A paixão pela causa animal também é levada para a escola, onde procura conscientizar os colegas sobre a importância de adotar com responsabilidade. Dessa forma já conseguiu encaminhar adoções de cães, gatos e até de um peixinho. Para Nicole, nada é mais prazeroso do que promover o encontro entre um bicho e seu novo dono.
– Não sei explicar, mas parece que me sinto mais leve, como se tivesse feito uma coisa boa – resume a menina.
Para este Dia das Crianças, faz questão de deixar um recado:
– Se você for dar um animalzinho para o seu filho, antes tenha consciência de que precisa cuidar, dar água, dar comida, muito carinho e jamais abandonar.

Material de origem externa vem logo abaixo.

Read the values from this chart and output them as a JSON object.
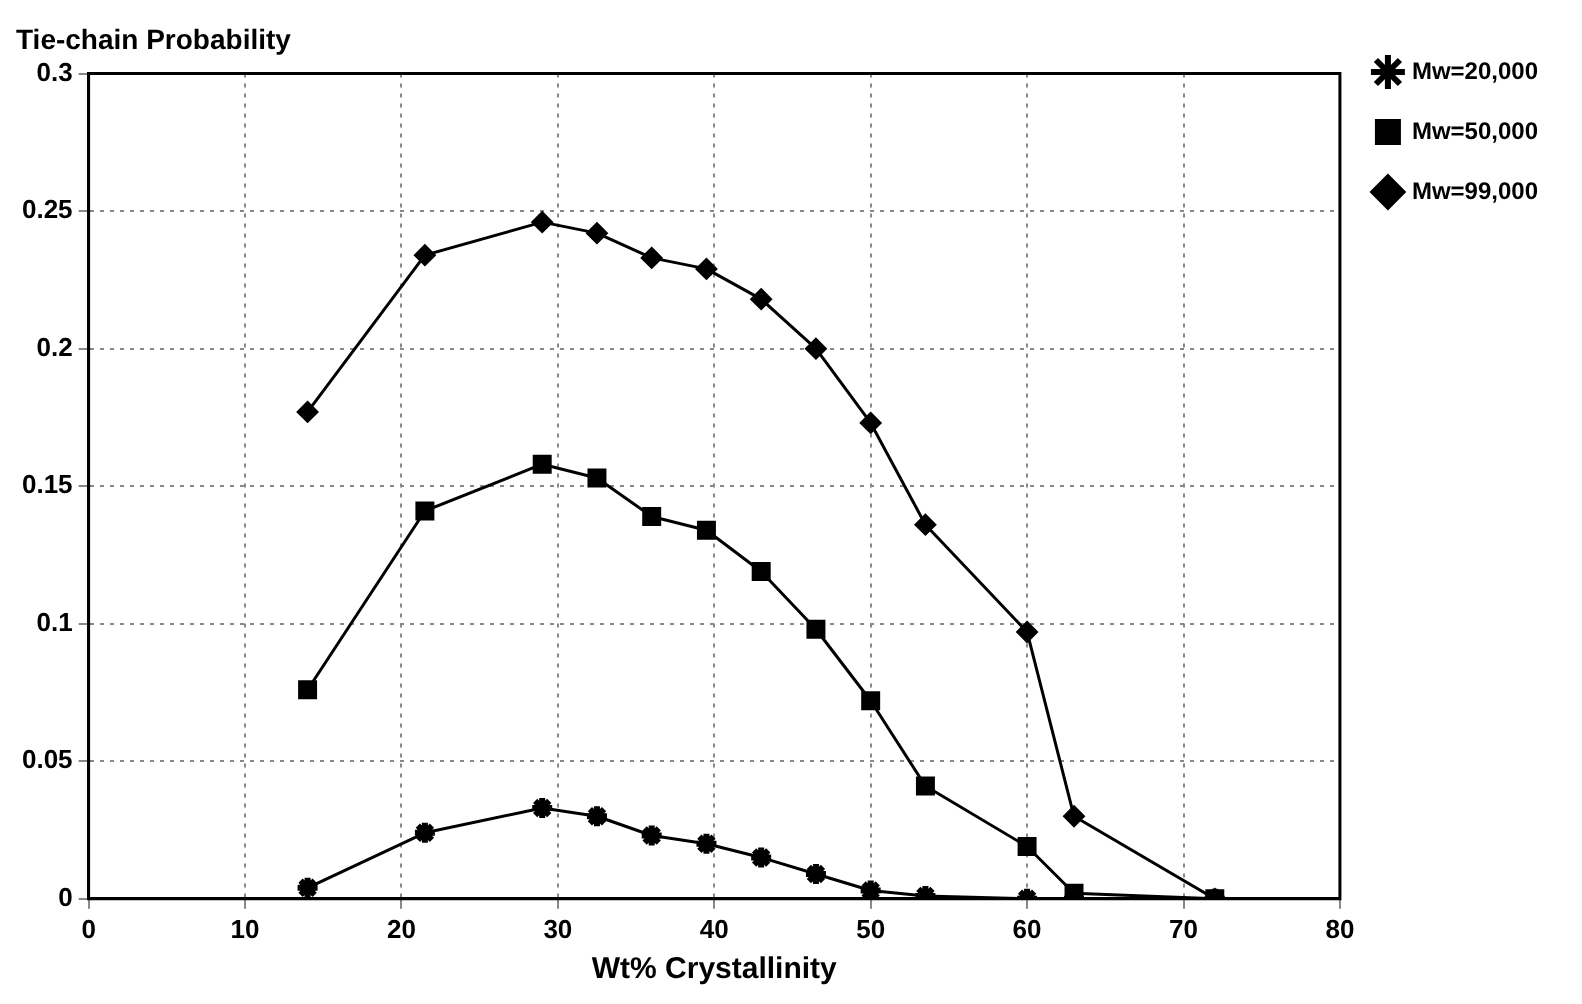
{
  "chart_data": {
    "type": "line",
    "ylabel": "Tie-chain Probability",
    "xlabel": "Wt% Crystallinity",
    "x": [
      14,
      21.5,
      29,
      32.5,
      36,
      39.5,
      43,
      46.5,
      50,
      53.5,
      60,
      63,
      72
    ],
    "xlim": [
      0,
      80
    ],
    "xticks": [
      0,
      10,
      20,
      30,
      40,
      50,
      60,
      70,
      80
    ],
    "ylim": [
      0,
      0.3
    ],
    "yticks": [
      0,
      0.05,
      0.1,
      0.15,
      0.2,
      0.25,
      0.3
    ],
    "grid": true,
    "legend": "right",
    "line_style": "solid",
    "series": [
      {
        "name": "Mw=20,000",
        "color": "#000000",
        "marker": "cross",
        "values": [
          0.004,
          0.024,
          0.033,
          0.03,
          0.023,
          0.02,
          0.015,
          0.009,
          0.003,
          0.001,
          0,
          0,
          0
        ]
      },
      {
        "name": "Mw=50,000",
        "color": "#000000",
        "marker": "square",
        "values": [
          0.076,
          0.141,
          0.158,
          0.153,
          0.139,
          0.134,
          0.119,
          0.098,
          0.072,
          0.041,
          0.019,
          0.002,
          0
        ]
      },
      {
        "name": "Mw=99,000",
        "color": "#000000",
        "marker": "diamond",
        "values": [
          0.177,
          0.234,
          0.246,
          0.242,
          0.233,
          0.229,
          0.218,
          0.2,
          0.173,
          0.136,
          0.097,
          0.03,
          0
        ]
      }
    ]
  }
}
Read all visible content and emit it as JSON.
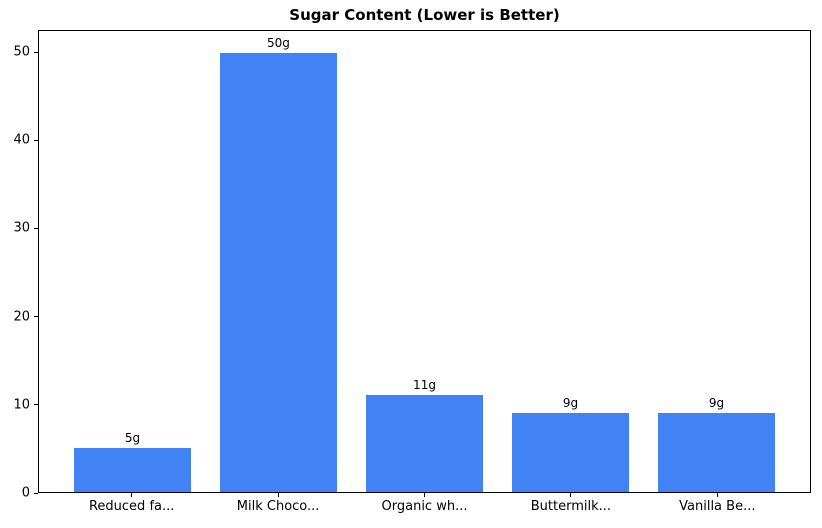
{
  "chart_data": {
    "type": "bar",
    "title": "Sugar Content (Lower is Better)",
    "categories": [
      "Reduced fa...",
      "Milk Choco...",
      "Organic wh...",
      "Buttermilk...",
      "Vanilla Be..."
    ],
    "values": [
      5,
      50,
      11,
      9,
      9
    ],
    "bar_labels": [
      "5g",
      "50g",
      "11g",
      "9g",
      "9g"
    ],
    "xlabel": "",
    "ylabel": "",
    "ylim": [
      0,
      52.5
    ],
    "yticks": [
      0,
      10,
      20,
      30,
      40,
      50
    ],
    "bar_width_fraction": 0.8,
    "grid": false,
    "legend": "none",
    "colors": {
      "bar": "#4183f4",
      "text": "#000000",
      "spine": "#000000",
      "background": "#ffffff"
    }
  }
}
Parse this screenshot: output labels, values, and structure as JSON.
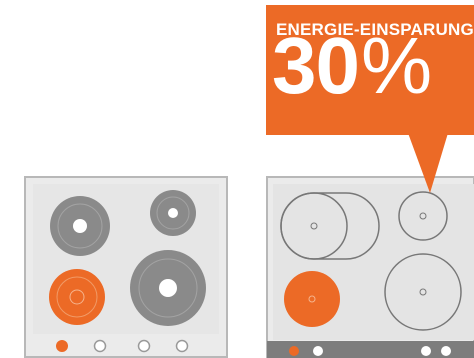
{
  "callout": {
    "title": "ENERGIE-EINSPARUNG",
    "number": "30",
    "unit": "%"
  },
  "colors": {
    "accent": "#ec6a26",
    "panel_fill": "#ebebeb",
    "panel_border": "#b8b8b8",
    "plate_gray": "#8a8a8a",
    "outline_gray": "#777777",
    "white": "#ffffff"
  }
}
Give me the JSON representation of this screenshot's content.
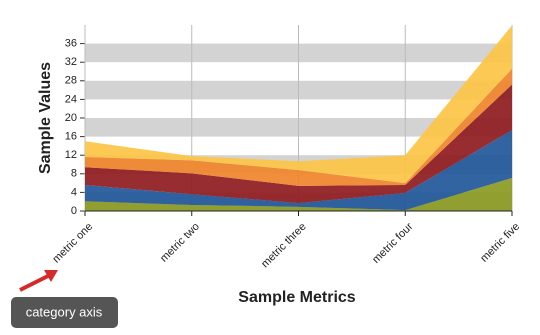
{
  "chart_data": {
    "type": "stacked_area",
    "y_label": "Sample Values",
    "x_label": "Sample Metrics",
    "categories": [
      "metric one",
      "metric two",
      "metric three",
      "metric four",
      "metric five"
    ],
    "series": [
      {
        "color": "#8a9a22",
        "values": [
          2.1,
          1.3,
          0.9,
          0.2,
          7.1
        ]
      },
      {
        "color": "#1f5799",
        "values": [
          3.5,
          2.3,
          0.8,
          3.7,
          10.3
        ]
      },
      {
        "color": "#8e1b1e",
        "values": [
          3.8,
          4.5,
          3.7,
          1.7,
          9.8
        ]
      },
      {
        "color": "#f0842a",
        "values": [
          2.2,
          2.8,
          3.4,
          0.4,
          3.4
        ]
      },
      {
        "color": "#fcc445",
        "values": [
          3.4,
          0.9,
          1.9,
          6,
          9.3
        ]
      }
    ],
    "ylim": [
      0,
      40
    ],
    "yticks": [
      0,
      4,
      8,
      12,
      16,
      20,
      24,
      28,
      32,
      36
    ],
    "band_grid": true,
    "annotation": "category axis"
  }
}
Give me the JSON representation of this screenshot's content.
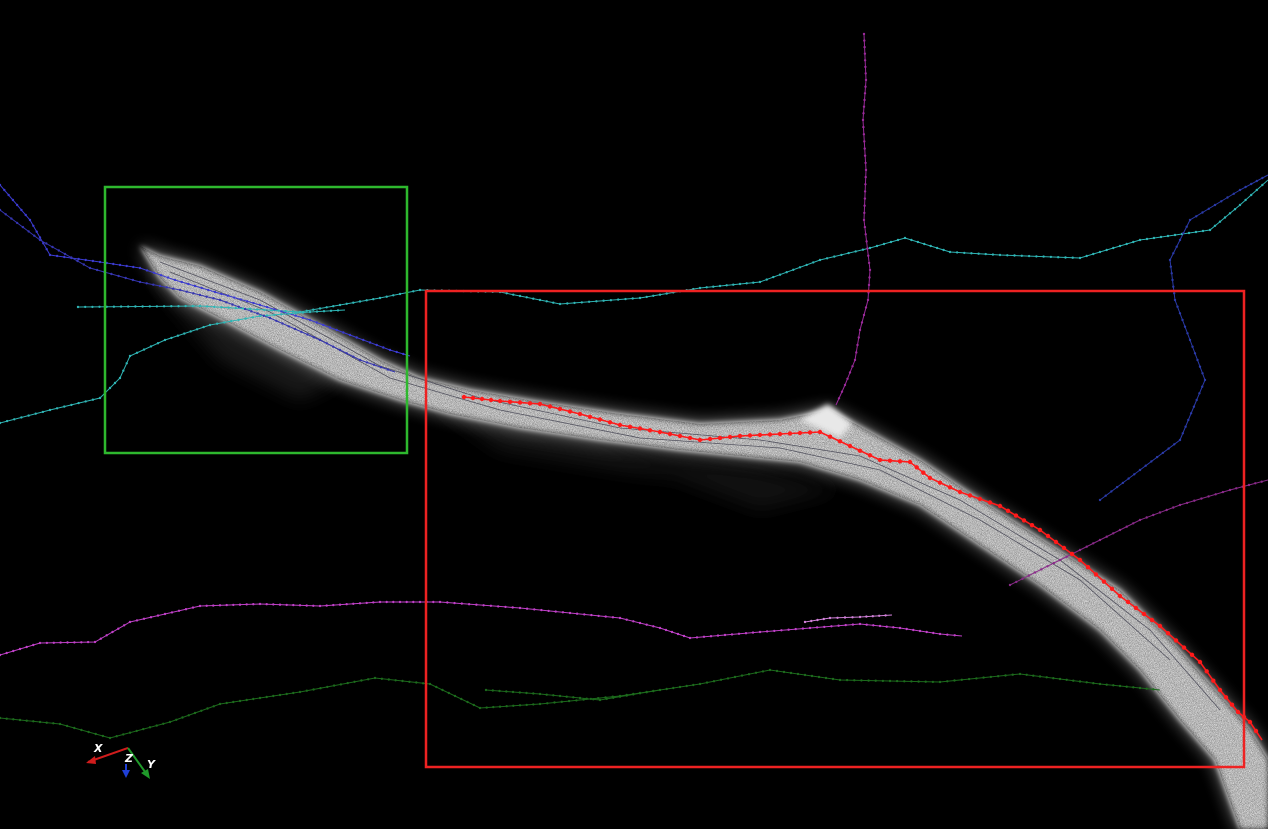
{
  "viewer": {
    "background": "#000000",
    "axes": {
      "x_label": "X",
      "y_label": "Y",
      "z_label": "Z",
      "x_color": "#d01c1c",
      "y_color": "#1f9a2a",
      "z_color": "#1f3fd6"
    },
    "regions": [
      {
        "name": "green-roi-box",
        "color": "#2eb82e"
      },
      {
        "name": "red-roi-box",
        "color": "#ee2222"
      }
    ],
    "traces": [
      {
        "name": "highlighted-trace",
        "color": "#ff1a1a"
      },
      {
        "name": "dark-blue-trace",
        "color": "#3b3bd0"
      },
      {
        "name": "cyan-trace-upper",
        "color": "#2fb5b5"
      },
      {
        "name": "cyan-trace-left",
        "color": "#2fb5b5"
      },
      {
        "name": "magenta-trace-lower",
        "color": "#c040c8"
      },
      {
        "name": "purple-trace-vertical",
        "color": "#9a2a9a"
      },
      {
        "name": "purple-trace-right",
        "color": "#8a2a8a"
      },
      {
        "name": "blue-trace-right",
        "color": "#2a3aa8"
      },
      {
        "name": "green-trace-bottom",
        "color": "#1c6a1c"
      }
    ]
  }
}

Arthur, sempre alerta a ajudar o próximo
Foi seguindo os passos do pai, praticante do escotismo durante a infância no município de Dom Pedrito, que aos sete anos Arthur Garcia entrou para o grupo escoteiro caxiense Saint-Hilaire. Hoje, aos 11, o menino caxiense carrega no dia a dia os valores de cooperação e prontidão para ajudar o próximo que se renovam a cada sábado de atividades com os colegas lobinhos (denominação dada às crianças escoteiras).
– Se o Arthur está no mercado e vê um idoso com sacolas pesadas, ele se oferece para carregar sem nem perguntar onde mora – conta a mãe, Fabiane de Oliveira.
A empatia de Arthur, no entanto, vai além de beneficiar o próximo que está diante dos seus olhos, e já é carregada de um senso de responsabilidade coletiva para com os mais necessitados e para com o meio ambiente. O menino é o responsável pela separação do lixo da casa, e também de recolher tampinhas que entrega pessoalmente ao projeto Engenharia Solidária, da UCS (que beneficia ONGs dedicadas a atender pessoas e animais em situação de vulnerabilidade). Na pandemia, em atividade proposta pelo grupo escoteiro, Arthur teve de realizar uma boa ação virtual. Com sua caligrafia infantil, escreveu um cartaz convocando pessoas a doarem sangue para o Hemocentro de Caxias:
– Eu vi na televisão que os estoques estavam muito baixos e achei que podia convencer pessoas a irem doar sangue, que é muito importante para tratar diversas doenças. O primeiro que convenci foi meu pai – conta o guri, que está deixando o cabelo crescer para doar a alguma instituição que recolha mechas para confeccionar perucas a vítimas de câncer.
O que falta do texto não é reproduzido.